For athletes with a suspected/diagnosed cardiac channelopathy, a comprehensive evaluation by a heart rhythm specialist or genetic cardiologist with sufficient experience and expertise with these disorders is recommended (class I).

It is recommended that symptomatic athletes with any suspected or diagnosed cardiac channelopathy be restricted from all competitive sports until a comprehensive evaluation has been completed, the athlete and his or her family are well informed, a treatment program has been implemented, and the athlete has been asymptomatic on therapy for 3 months (class I).

It is reasonable for an asymptomatic athlete with genotype-positive/phenotype-negative (concealed channelopathy) LQTS to participate in all competitive sports with appropriate precautionary measures, including: avoidance of QT-prolonging drugs; electrolyte/hydration replenishment and avoidance of dehydration; avoidance or treatment of hyperthermia from febrile illnesses, training-related heat exhaustion, or heat stroke; acquisition of a personal AED as part of the athlete’s personal sports safety gear; and establishment of an emergency action plan with the appropriate school or team officials (class IIa).
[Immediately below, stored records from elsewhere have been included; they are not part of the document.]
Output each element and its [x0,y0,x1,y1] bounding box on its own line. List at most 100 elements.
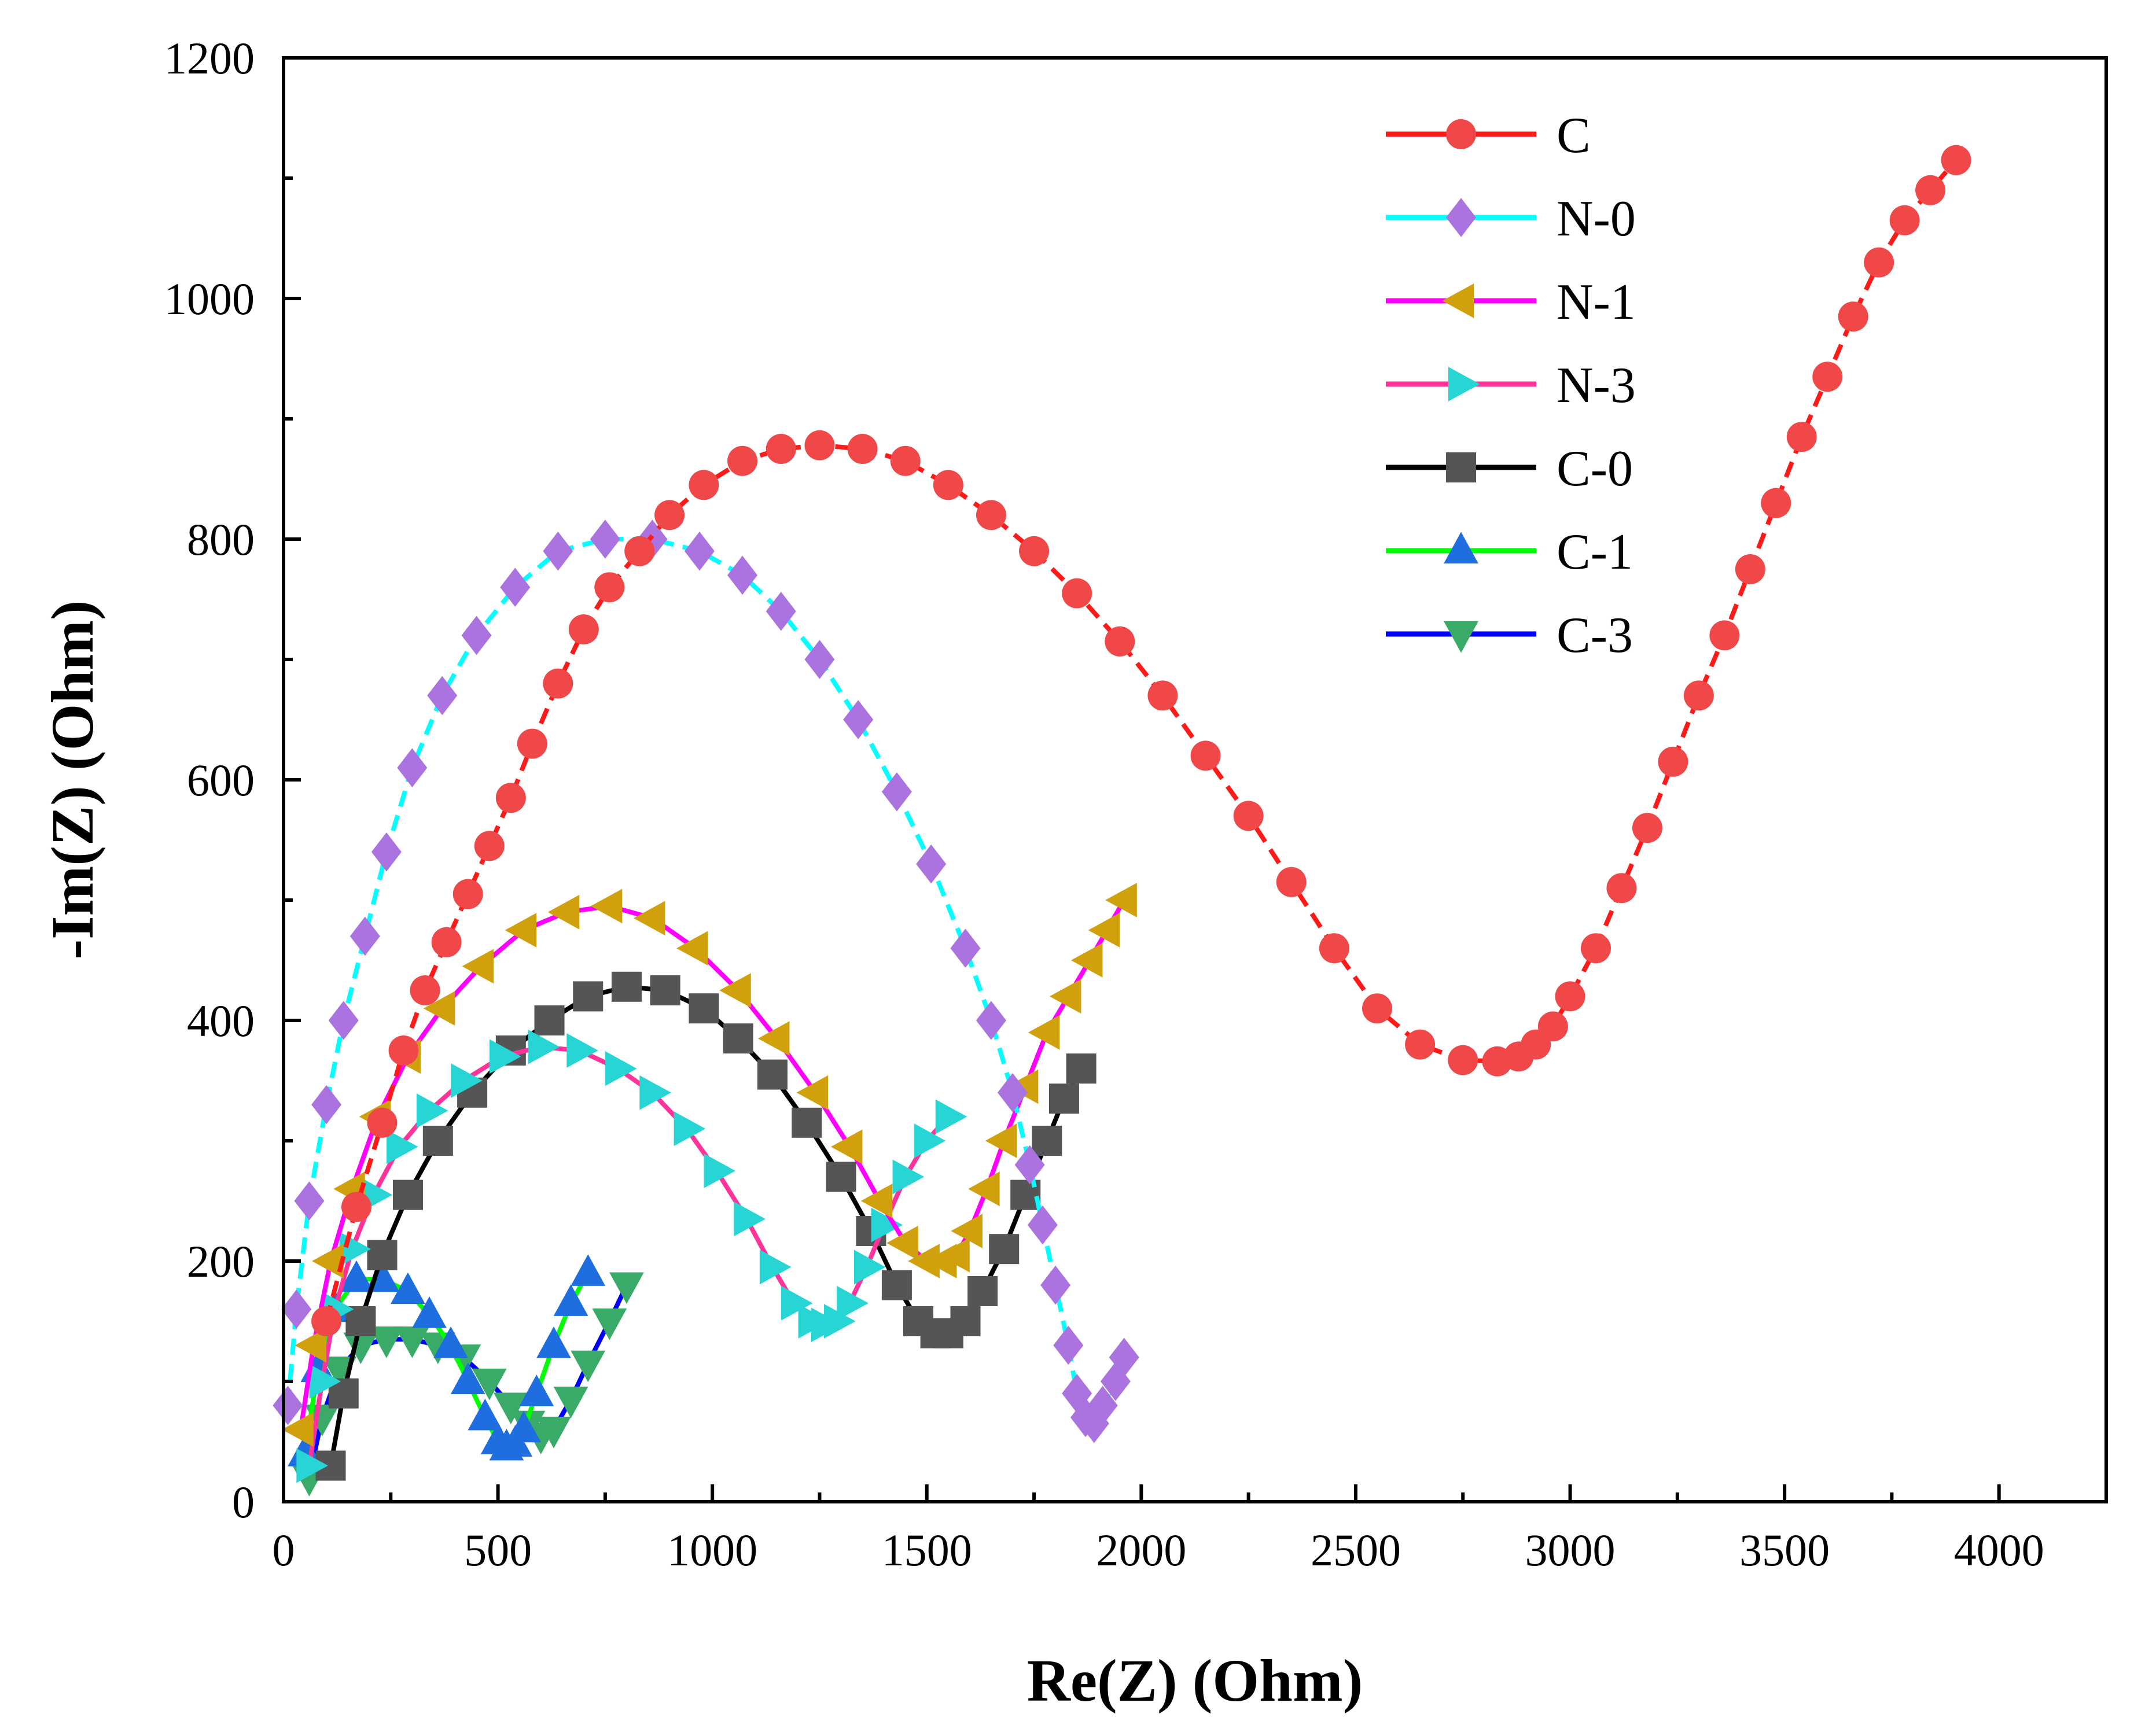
data-point-C [1147,680,1178,711]
data-point-N-0 [727,555,758,595]
data-point-N-0 [976,1001,1006,1040]
data-point-C [1864,247,1894,278]
axis-layer: 0 500 1000 1500 2000 2500 3000 3500 4000 0 200 400 6… [164,33,2044,1575]
data-point-N-0 [294,1181,325,1221]
data-point-N-1 [282,1412,314,1447]
legend: C N-0 N-1 N-3 C-0 C-1 C-3 [1386,108,1636,664]
data-point-C-1 [391,1272,425,1304]
data-point-N-1 [985,1123,1017,1158]
data-point-C [804,430,835,460]
data-point-C-0 [723,1023,753,1054]
x-tick-label: 2500 [1311,1525,1401,1575]
legend-marker [1444,532,1478,564]
data-point-N-1 [1049,979,1081,1014]
data-point-C-1 [450,1362,485,1395]
y-tick-label: 1200 [164,33,255,83]
data-point-C-1 [571,1254,606,1286]
data-point-N-0 [281,1289,312,1329]
data-point-C-1 [553,1284,588,1316]
data-point-C [1581,933,1611,964]
data-point-C-0 [1066,1053,1097,1084]
x-tick-label: 2000 [1096,1525,1186,1575]
y-tick-label: 800 [187,514,255,565]
data-point-N-3 [674,1111,706,1147]
data-point-C [1658,746,1688,777]
legend-item-N-0: N-0 [1386,191,1636,247]
data-point-C [654,500,685,530]
data-point-C [367,1107,398,1138]
legend-item-C-0: C-0 [1386,441,1633,497]
legend-label: N-0 [1557,191,1636,247]
legend-marker [1446,452,1476,482]
data-point-N-3 [416,1093,448,1128]
legend-item-C-1: C-1 [1386,524,1633,580]
data-point-C-1 [433,1326,468,1358]
data-point-C [1941,145,1971,175]
data-point-C [727,445,758,476]
y-tick-label: 400 [187,996,255,1046]
data-point-C-0 [967,1276,998,1306]
data-point-C-3 [609,1272,644,1304]
data-point-C [1786,422,1817,452]
legend-marker [1446,198,1476,237]
series-N-0 [273,519,1139,1443]
data-point-C [341,1192,371,1222]
data-point-N-1 [423,991,455,1026]
data-point-C-0 [392,1180,423,1210]
data-point-N-3 [837,1285,869,1321]
data-point-C-0 [650,975,680,1005]
data-point-C [410,975,440,1005]
legend-label: C-0 [1557,441,1633,497]
legend-item-N-1: N-1 [1386,274,1636,330]
data-point-N-1 [505,913,537,948]
data-point-N-1 [1070,943,1103,978]
data-point-N-0 [543,532,573,571]
x-tick-label: 0 [273,1525,295,1575]
legend-label: N-1 [1557,274,1636,330]
data-point-N-0 [311,1085,342,1125]
data-point-C [1632,813,1662,843]
data-point-N-1 [938,1237,970,1273]
data-point-N-3 [451,1063,483,1098]
data-point-C-0 [792,1107,822,1138]
data-point-N-0 [1087,1385,1118,1425]
data-point-C [766,434,796,464]
data-point-C [1761,488,1791,518]
data-point-C [1319,933,1349,964]
data-point-N-3 [892,1159,925,1195]
data-point-N-0 [1109,1337,1139,1377]
data-point-C [1812,362,1843,392]
data-point-N-0 [371,832,402,872]
data-point-N-3 [639,1075,671,1110]
data-point-N-0 [349,916,380,956]
data-point-N-1 [676,931,708,966]
data-point-C [474,831,505,861]
data-point-C-1 [536,1326,571,1358]
data-point-C [1735,554,1765,584]
data-point-N-1 [312,1244,344,1278]
data-point-N-0 [461,615,492,655]
data-point-N-0 [1062,1374,1092,1413]
data-point-C-0 [367,1240,398,1270]
data-point-C-3 [536,1417,571,1448]
data-point-N-1 [757,1021,790,1056]
data-point-C [1362,993,1392,1024]
series-line-C [324,159,1958,1322]
legend-marker [1446,119,1476,149]
data-point-N-1 [830,1129,863,1164]
data-point-N-0 [766,592,796,631]
data-point-N-1 [462,949,494,984]
data-point-C [1915,175,1946,205]
data-point-N-0 [1079,1404,1109,1443]
data-point-C [495,783,526,813]
data-point-C-3 [571,1350,606,1383]
data-point-C [1405,1029,1436,1060]
data-point-N-1 [886,1225,918,1260]
data-point-N-1 [547,894,580,930]
data-point-N-3 [853,1250,886,1285]
data-point-C-0 [881,1270,912,1300]
data-point-C [568,614,599,644]
legend-label: C-3 [1557,607,1633,664]
data-point-N-0 [1027,1205,1058,1245]
x-tick-label: 3000 [1525,1525,1616,1575]
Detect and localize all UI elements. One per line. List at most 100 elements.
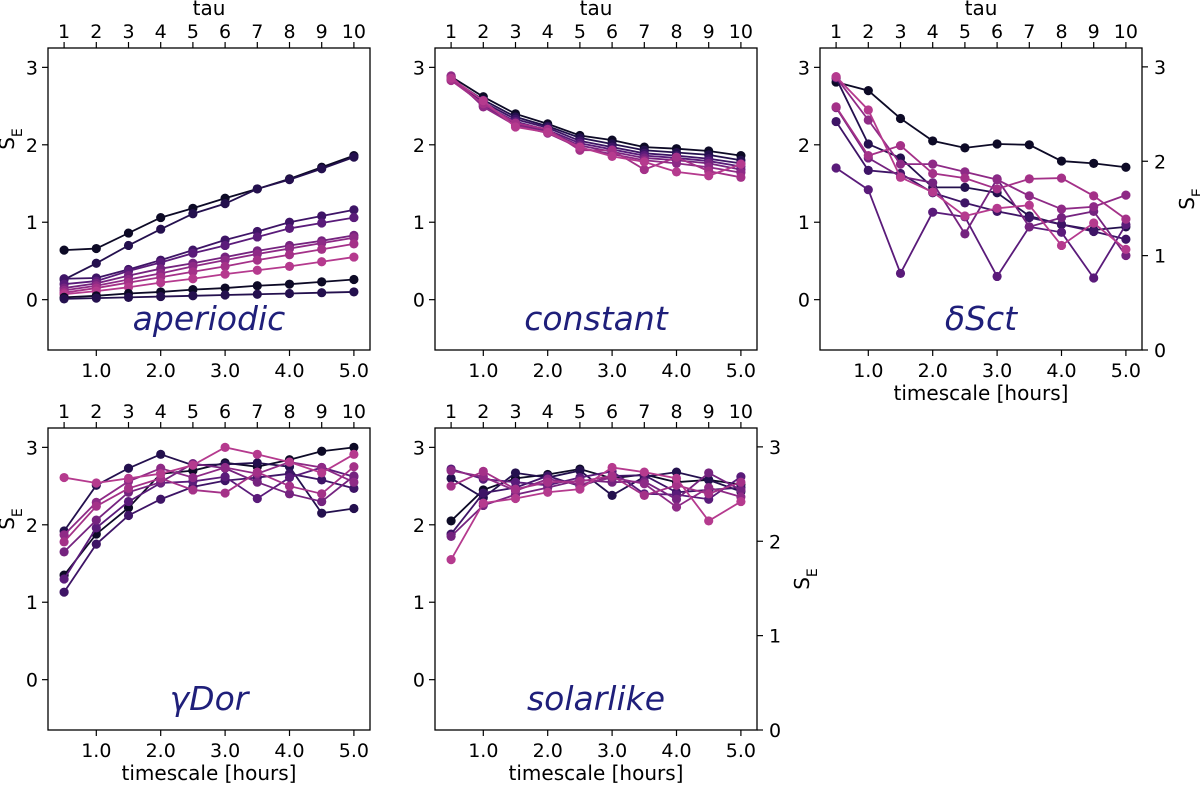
x-tick-label: 3.0: [597, 740, 627, 762]
data-point: [543, 127, 553, 138]
tau-tick-label: 8: [283, 401, 295, 423]
data-point: [1024, 212, 1034, 223]
data-point: [1089, 202, 1099, 212]
x-tick-label: 1.0: [81, 740, 111, 762]
tau-tick-label: 2: [862, 21, 874, 43]
data-point: [349, 252, 359, 262]
data-point: [446, 516, 456, 526]
tau-tick-label: 9: [703, 401, 715, 423]
series-1: [59, 152, 359, 285]
tau-tick-label: 7: [251, 21, 263, 43]
plot-frame: [47, 47, 371, 351]
data-point: [59, 574, 69, 584]
data-point: [59, 245, 69, 255]
data-point: [863, 105, 873, 115]
series-line: [64, 208, 355, 280]
data-point: [831, 72, 841, 82]
data-point: [123, 240, 134, 251]
y-tick-label: 0: [26, 670, 38, 692]
series-line: [63, 462, 355, 553]
series-line: [450, 469, 742, 509]
data-point: [446, 555, 456, 565]
tau-tick-label: 9: [1088, 21, 1100, 43]
data-point: [478, 498, 488, 508]
x-tick-label: 3.0: [210, 360, 240, 382]
data-point: [252, 467, 262, 477]
data-point: [220, 269, 230, 279]
data-point: [992, 184, 1002, 194]
data-point: [992, 139, 1002, 149]
y-label-main: S: [790, 577, 814, 590]
tau-tick-label: 6: [991, 21, 1003, 43]
data-point: [510, 122, 521, 132]
x-tick-label: 5.0: [339, 740, 369, 762]
data-point: [317, 489, 327, 499]
series-line: [835, 107, 1127, 257]
tau-tick-label: 6: [219, 401, 231, 423]
series-3: [446, 75, 746, 172]
series-line: [63, 466, 355, 543]
right-y-tick-label: 3: [1154, 57, 1166, 79]
data-point: [317, 468, 327, 478]
data-point: [59, 472, 69, 483]
panel-0: 1.02.03.04.05.012345678910tau0123SEaperi…: [0, 0, 371, 382]
x-tick-label: 3.0: [210, 740, 240, 762]
data-point: [317, 508, 327, 518]
data-point: [639, 467, 649, 477]
data-point: [220, 462, 230, 473]
data-point: [220, 283, 230, 293]
data-point: [671, 502, 682, 512]
data-point: [91, 258, 101, 268]
data-point: [252, 449, 262, 459]
series-line: [450, 469, 742, 499]
data-point: [284, 489, 295, 499]
series-line: [63, 236, 355, 292]
data-point: [992, 271, 1002, 282]
series-line: [63, 446, 355, 484]
data-point: [671, 167, 682, 177]
x-tick-label: 5.0: [726, 360, 756, 382]
data-point: [91, 501, 101, 511]
tau-tick-label: 6: [219, 21, 231, 43]
data-point: [284, 457, 295, 467]
x-tick-label: 5.0: [1111, 360, 1141, 382]
data-point: [252, 265, 262, 275]
right-y-axis-label: SE: [1175, 188, 1200, 210]
data-point: [607, 490, 617, 500]
x-tick-label: 2.0: [146, 740, 176, 762]
series-line: [835, 76, 1127, 251]
y-axis-label: SE: [0, 128, 26, 150]
series-line: [63, 461, 355, 536]
data-point: [91, 293, 101, 303]
data-point: [349, 442, 359, 452]
tau-tick-label: 10: [342, 401, 366, 423]
panel-title: δSct: [945, 299, 1018, 338]
data-point: [349, 477, 359, 487]
y-tick-label: 2: [413, 135, 425, 157]
data-point: [156, 278, 166, 288]
data-point: [220, 472, 230, 482]
series-line: [450, 76, 742, 171]
right-y-tick-label: 3: [769, 437, 781, 459]
data-point: [1056, 227, 1067, 237]
data-point: [188, 274, 198, 284]
data-point: [1024, 191, 1034, 201]
tau-tick-label: 1: [830, 21, 842, 43]
data-point: [188, 209, 198, 219]
data-point: [1056, 204, 1067, 214]
right-y-tick-label: 2: [769, 531, 781, 553]
data-point: [1024, 140, 1034, 150]
series-6: [831, 102, 1131, 224]
data-point: [91, 523, 101, 533]
right-y-tick-label: 1: [1154, 246, 1166, 268]
tau-tick-label: 5: [574, 21, 586, 43]
series-line: [63, 466, 355, 580]
y-tick-label: 2: [413, 515, 425, 537]
data-point: [960, 198, 970, 208]
data-point: [510, 484, 521, 494]
data-point: [349, 205, 359, 215]
data-point: [252, 493, 262, 504]
data-point: [1089, 273, 1099, 283]
x-tick-label: 4.0: [274, 740, 304, 762]
data-point: [607, 462, 617, 473]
For an athlete with either symptomatic LQTS or ECG manifest LQTS (QTc >470 ms men and >480 ms in women), competitive sports participation (except competitive swimming in a previously symptomatic LQT1 host) may be considered after institution of treatment and appropriate precautionary measures, assuming the athlete has been asymptomatic on treatment for at least 3 months (class IIb).[16]

The 2015 AHA/ACC Scientific Statement also concludes that indications for competitive athletes should not differ from those applicable to the general population with appropriate diagnoses and clinical profiles (class I).[16] Although data are limited with regard to athletes with ICDs, it suggests they may play sports safely. According to the 2015 AHA/ACC guidelines, an athlete with an ICD may be permitted to participate in sports if there have been no shocks for 3 months. Permitting athletes to return to their preferred sport, including those with ICDs, remains highly dependent on the values of the patient and their family. Clearly the patient’s autonomy and their decision should be the most important factor in returning to play, assuming adequate counseling and discussions with providers with sufficient expertise.[16,23]

Conclusion

The recommendations surrounding athletes with LQTS have evolved over the prior decade, empowering patients and their families to determine their preferred level of sports. The most recent 2015 ACC/AHA guidelines provide support and clarification regarding recommendations that have evolved from recent research. Despite its potential adverse consequences, LQTS should be perceived as a manageable and treatable condition not as a contraindication to sports participation, even if an ICD is present.